Love them both but do not know if they would be my "one" choice for hybrid. 



Ashermusic said:


> I would say that the U-he Repro 1-5 tandem would fit the bill.


----------



## Ashermusic (Jan 13, 2018)

synthpunk said:


> Love them both but do not know if they would be my "one" choice for hybrid.



For John Powell-ish?


----------



## synthpunk (Jan 13, 2018)

Jay, I think I seen two synths in John's last template: Omni and Alchemy. For older Bourne vibe I would say Omni2 without a doubt. I'm not into his newer stuff as much but if you have some examples I will give it a go. J



Ashermusic said:


> For John Powell-ish?


----------



## Ashermusic (Jan 13, 2018)

synthpunk said:


> Jay, I think I seen two synths in John's last template: Omni and Alchemy.
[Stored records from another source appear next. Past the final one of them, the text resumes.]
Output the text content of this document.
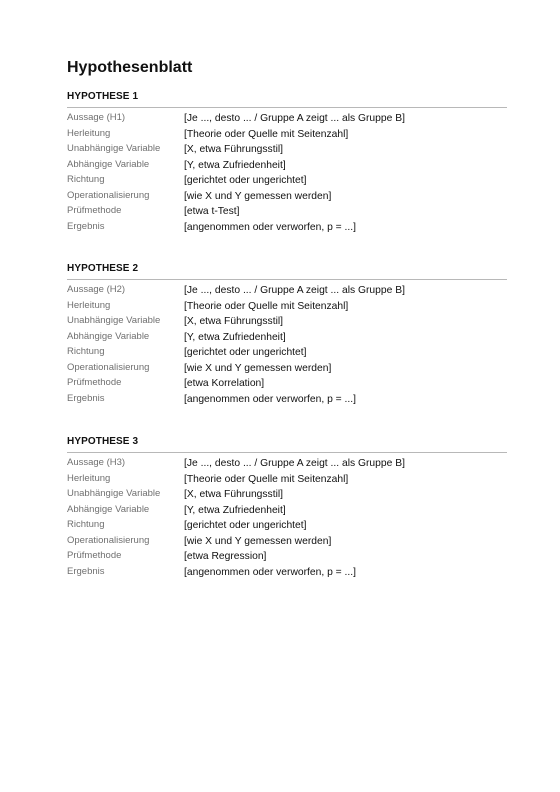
Hypothesenblatt
HYPOTHESE 1
Aussage (H1)	[Je ..., desto ... / Gruppe A zeigt ... als Gruppe B]
Herleitung	[Theorie oder Quelle mit Seitenzahl]
Unabhängige Variable	[X, etwa Führungsstil]
Abhängige Variable	[Y, etwa Zufriedenheit]
Richtung	[gerichtet oder ungerichtet]
Operationalisierung	[wie X und Y gemessen werden]
Prüfmethode	[etwa t-Test]
Ergebnis	[angenommen oder verworfen, p = ...]
HYPOTHESE 2
Aussage (H2)	[Je ..., desto ... / Gruppe A zeigt ... als Gruppe B]
Herleitung	[Theorie oder Quelle mit Seitenzahl]
Unabhängige Variable	[X, etwa Führungsstil]
Abhängige Variable	[Y, etwa Zufriedenheit]
Richtung	[gerichtet oder ungerichtet]
Operationalisierung	[wie X und Y gemessen werden]
Prüfmethode	[etwa Korrelation]
Ergebnis	[angenommen oder verworfen, p = ...]
HYPOTHESE 3
Aussage (H3)	[Je ..., desto ... / Gruppe A zeigt ... als Gruppe B]
Herleitung	[Theorie oder Quelle mit Seitenzahl]
Unabhängige Variable	[X, etwa Führungsstil]
Abhängige Variable	[Y, etwa Zufriedenheit]
Richtung	[gerichtet oder ungerichtet]
Operationalisierung	[wie X und Y gemessen werden]
Prüfmethode	[etwa Regression]
Ergebnis	[angenommen oder verworfen, p = ...]
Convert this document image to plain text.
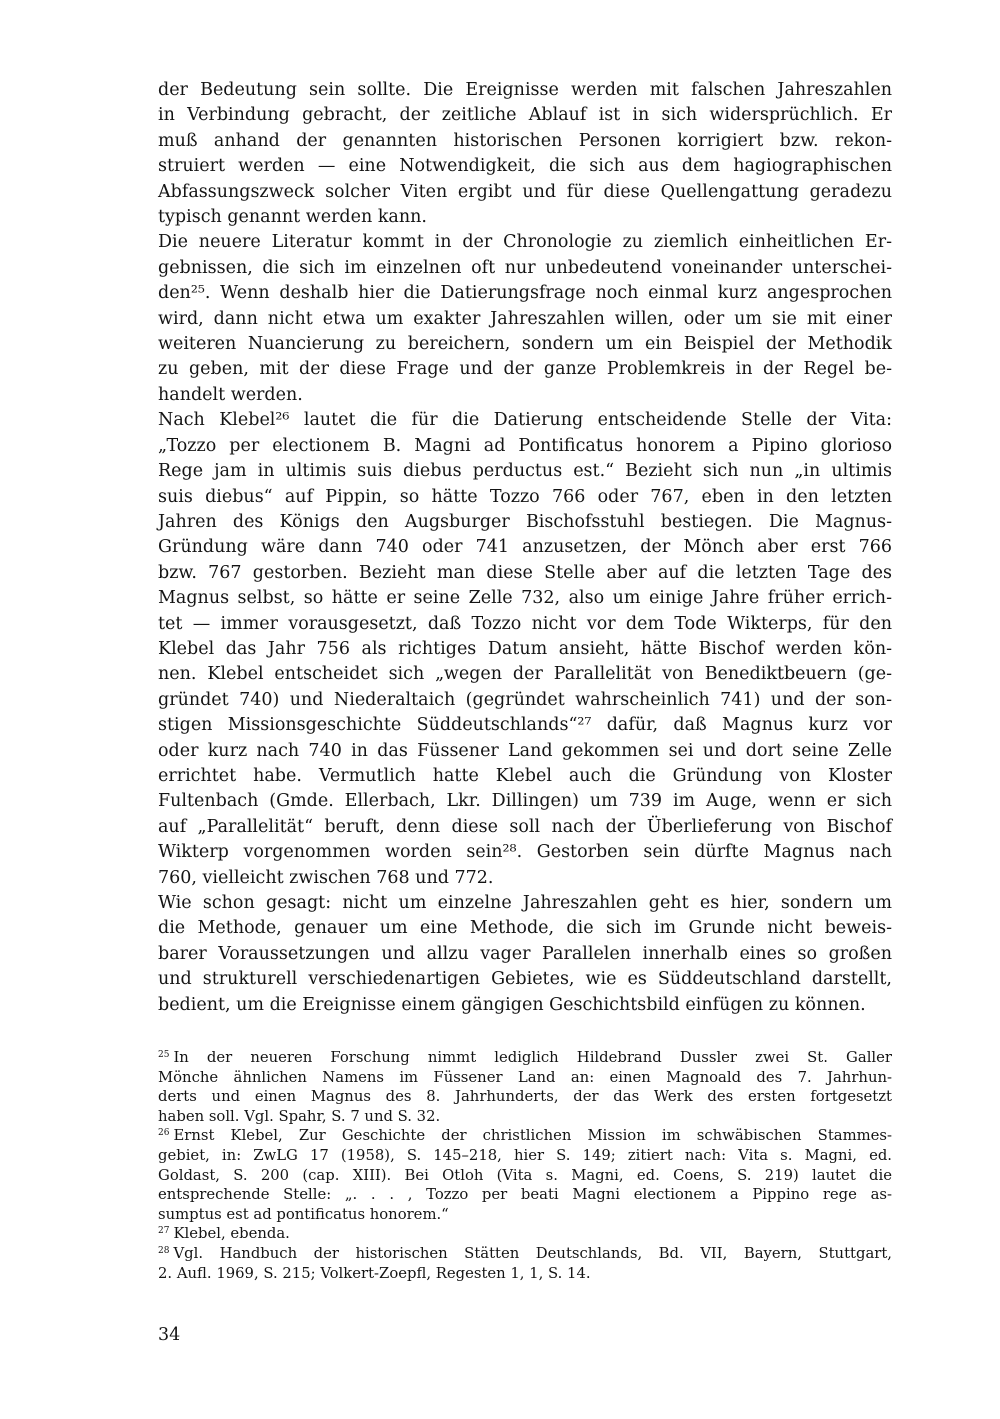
der Bedeutung sein sollte. Die Ereignisse werden mit falschen Jahreszahlen
in Verbindung gebracht, der zeitliche Ablauf ist in sich widersprüchlich. Er
muß anhand der genannten historischen Personen korrigiert bzw. rekon-
struiert werden — eine Notwendigkeit, die sich aus dem hagiographischen
Abfassungszweck solcher Viten ergibt und für diese Quellengattung geradezu
typisch genannt werden kann.

Die neuere Literatur kommt in der Chronologie zu ziemlich einheitlichen Er-
gebnissen, die sich im einzelnen oft nur unbedeutend voneinander unterschei-
den²⁵. Wenn deshalb hier die Datierungsfrage noch einmal kurz angesprochen
wird, dann nicht etwa um exakter Jahreszahlen willen, oder um sie mit einer
weiteren Nuancierung zu bereichern, sondern um ein Beispiel der Methodik
zu geben, mit der diese Frage und der ganze Problemkreis in der Regel be-
handelt werden.

Nach Klebel²⁶ lautet die für die Datierung entscheidende Stelle der Vita:
„Tozzo per electionem B. Magni ad Pontificatus honorem a Pipino glorioso
Rege jam in ultimis suis diebus perductus est.“ Bezieht sich nun „in ultimis
suis diebus“ auf Pippin, so hätte Tozzo 766 oder 767, eben in den letzten
Jahren des Königs den Augsburger Bischofsstuhl bestiegen. Die Magnus-
Gründung wäre dann 740 oder 741 anzusetzen, der Mönch aber erst 766
bzw. 767 gestorben. Bezieht man diese Stelle aber auf die letzten Tage des
Magnus selbst, so hätte er seine Zelle 732, also um einige Jahre früher errich-
tet — immer vorausgesetzt, daß Tozzo nicht vor dem Tode Wikterps, für den
Klebel das Jahr 756 als richtiges Datum ansieht, hätte Bischof werden kön-
nen. Klebel entscheidet sich „wegen der Parallelität von Benediktbeuern (ge-
gründet 740) und Niederaltaich (gegründet wahrscheinlich 741) und der son-
stigen Missionsgeschichte Süddeutschlands“²⁷ dafür, daß Magnus kurz vor
oder kurz nach 740 in das Füssener Land gekommen sei und dort seine Zelle
errichtet habe. Vermutlich hatte Klebel auch die Gründung von Kloster
Fultenbach (Gmde. Ellerbach, Lkr. Dillingen) um 739 im Auge, wenn er sich
auf „Parallelität“ beruft, denn diese soll nach der Überlieferung von Bischof
Wikterp vorgenommen worden sein²⁸. Gestorben sein dürfte Magnus nach
760, vielleicht zwischen 768 und 772.

Wie schon gesagt: nicht um einzelne Jahreszahlen geht es hier, sondern um
die Methode, genauer um eine Methode, die sich im Grunde nicht beweis-
barer Voraussetzungen und allzu vager Parallelen innerhalb eines so großen
und strukturell verschiedenartigen Gebietes, wie es Süddeutschland darstellt,
bedient, um die Ereignisse einem gängigen Geschichtsbild einfügen zu können.

$^{25}$ In der neueren Forschung nimmt lediglich Hildebrand Dussler zwei St. Galler
Mönche ähnlichen Namens im Füssener Land an: einen Magnoald des 7. Jahrhun-
derts und einen Magnus des 8. Jahrhunderts, der das Werk des ersten fortgesetzt
haben soll. Vgl. Spahr, S. 7 und S. 32.
$^{26}$ Ernst Klebel, Zur Geschichte der christlichen Mission im schwäbischen Stammes-
gebiet, in: ZwLG 17 (1958), S. 145–218, hier S. 149; zitiert nach: Vita s. Magni, ed.
Goldast, S. 200 (cap. XIII). Bei Otloh (Vita s. Magni, ed. Coens, S. 219) lautet die
entsprechende Stelle: „. . . , Tozzo per beati Magni electionem a Pippino rege as-
sumptus est ad pontificatus honorem.“
$^{27}$ Klebel, ebenda.
$^{28}$ Vgl. Handbuch der historischen Stätten Deutschlands, Bd. VII, Bayern, Stuttgart,
2. Aufl. 1969, S. 215; Volkert-Zoepfl, Regesten 1, 1, S. 14.
34
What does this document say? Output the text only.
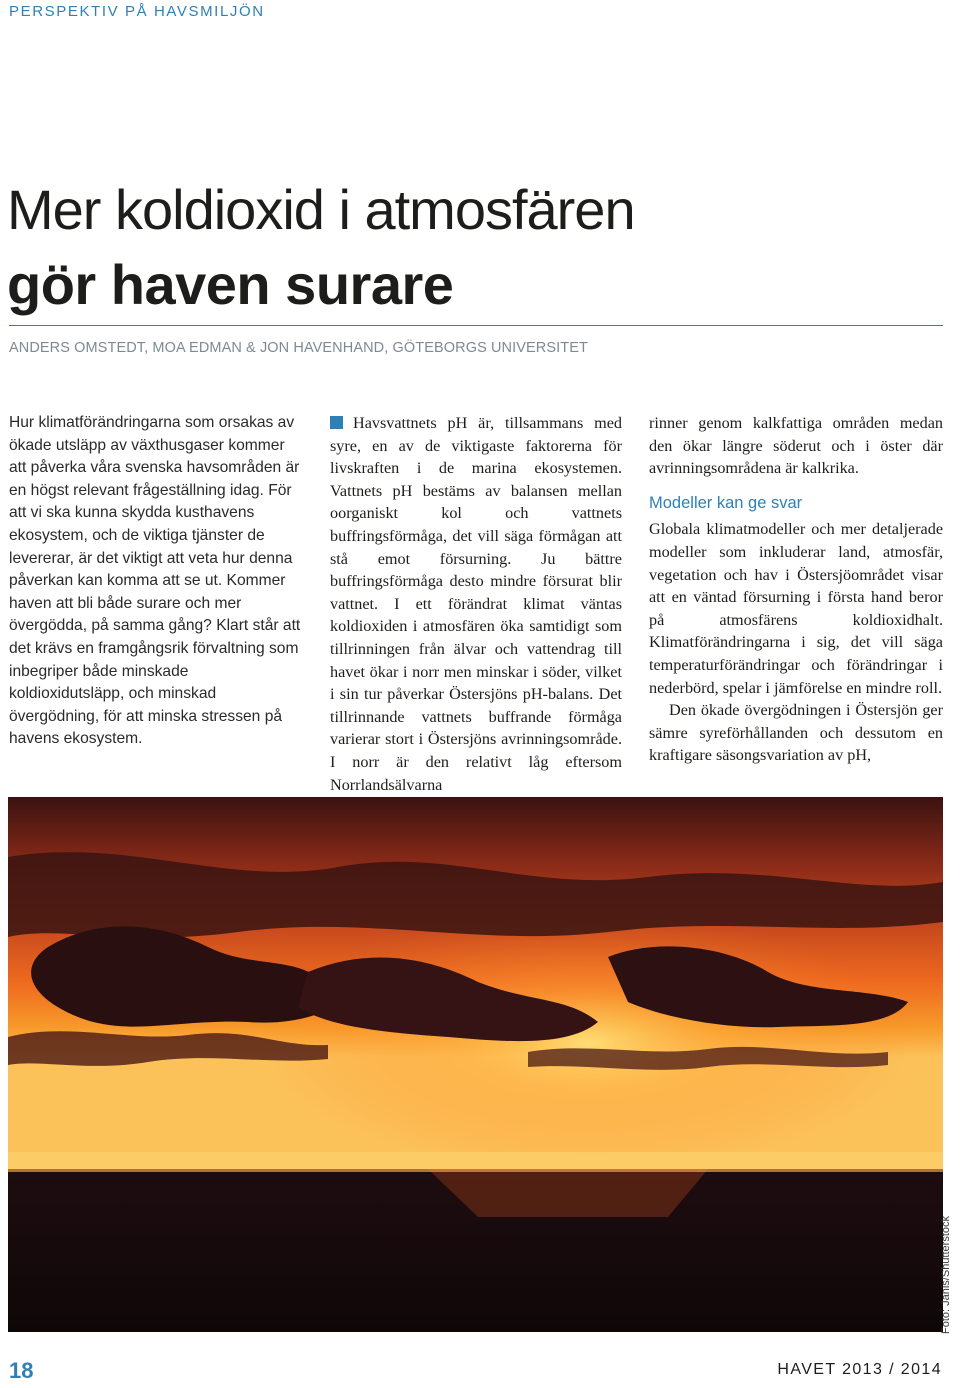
PERSPEKTIV PÅ HAVSMILJÖN
Mer koldioxid i atmosfären
gör haven surare
ANDERS OMSTEDT, MOA EDMAN & JON HAVENHAND, GÖTEBORGS UNIVERSITET

Hur klimatförändringarna som orsakas av ökade utsläpp av växthusgaser kommer att påverka våra svenska havsområden är en högst relevant frågeställning idag. För att vi ska kunna skydda kusthavens ekosystem, och de viktiga tjänster de levererar, är det viktigt att veta hur denna påverkan kan komma att se ut. Kommer haven att bli både surare och mer övergödda, på samma gång? Klart står att det krävs en framgångsrik förvaltning som inbegriper både minskade koldioxidutsläpp, och minskad övergödning, för att minska stressen på havens ekosystem.

Havsvattnets pH är, tillsammans med syre, en av de viktigaste faktorerna för livskraften i de marina ekosystemen. Vattnets pH bestäms av balansen mellan oorganiskt kol och vattnets buffringsförmåga, det vill säga förmågan att stå emot försurning. Ju bättre buffringsförmåga desto mindre försurat blir vattnet. I ett förändrat klimat väntas koldioxiden i atmosfären öka samtidigt som tillrinningen från älvar och vattendrag till havet ökar i norr men minskar i söder, vilket i sin tur påverkar Östersjöns pH-balans. Det tillrinnande vattnets buffrande förmåga varierar stort i Östersjöns avrinningsområde. I norr är den relativt låg eftersom Norrlandsälvarna

rinner genom kalkfattiga områden medan den ökar längre söderut och i öster där avrinningsområdena är kalkrika.

Modeller kan ge svar

Globala klimatmodeller och mer detaljerade modeller som inkluderar land, atmosfär, vegetation och hav i Östersjöområdet visar att en väntad försurning i första hand beror på atmosfärens koldioxidhalt. Klimatförändringarna i sig, det vill säga temperaturförändringar och förändringar i nederbörd, spelar i jämförelse en mindre roll.

Den ökade övergödningen i Östersjön ger sämre syreförhållanden och dessutom en kraftigare säsongsvariation av pH,

Foto: Janis/Shutterstock
18	HAVET 2013 / 2014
For older Bourne vibe I would say Omni2 without a doubt. I'm not into his newer stuff as much but if you have some examples I will give it a go. J




Interesting. FWIW, when I do hybrid I think John Powell and Sean Callery. Everyone else is "runner up".


----------



## synthpunk (Jan 13, 2018)

Wish I could say I listen to much hybrid lately, but I do not. But if that's what I was doing I would suggest you check out @Vin 's Midissonace Omni2 patches.


----------



## Ashermusic (Jan 13, 2018)

Cool, thanks for the tips, Synthpunk.


----------



## synthpunk (Jan 13, 2018)

Your welcome Jay.



Ashermusic said:


> Cool, thanks for the tips, Synthpunk.


----------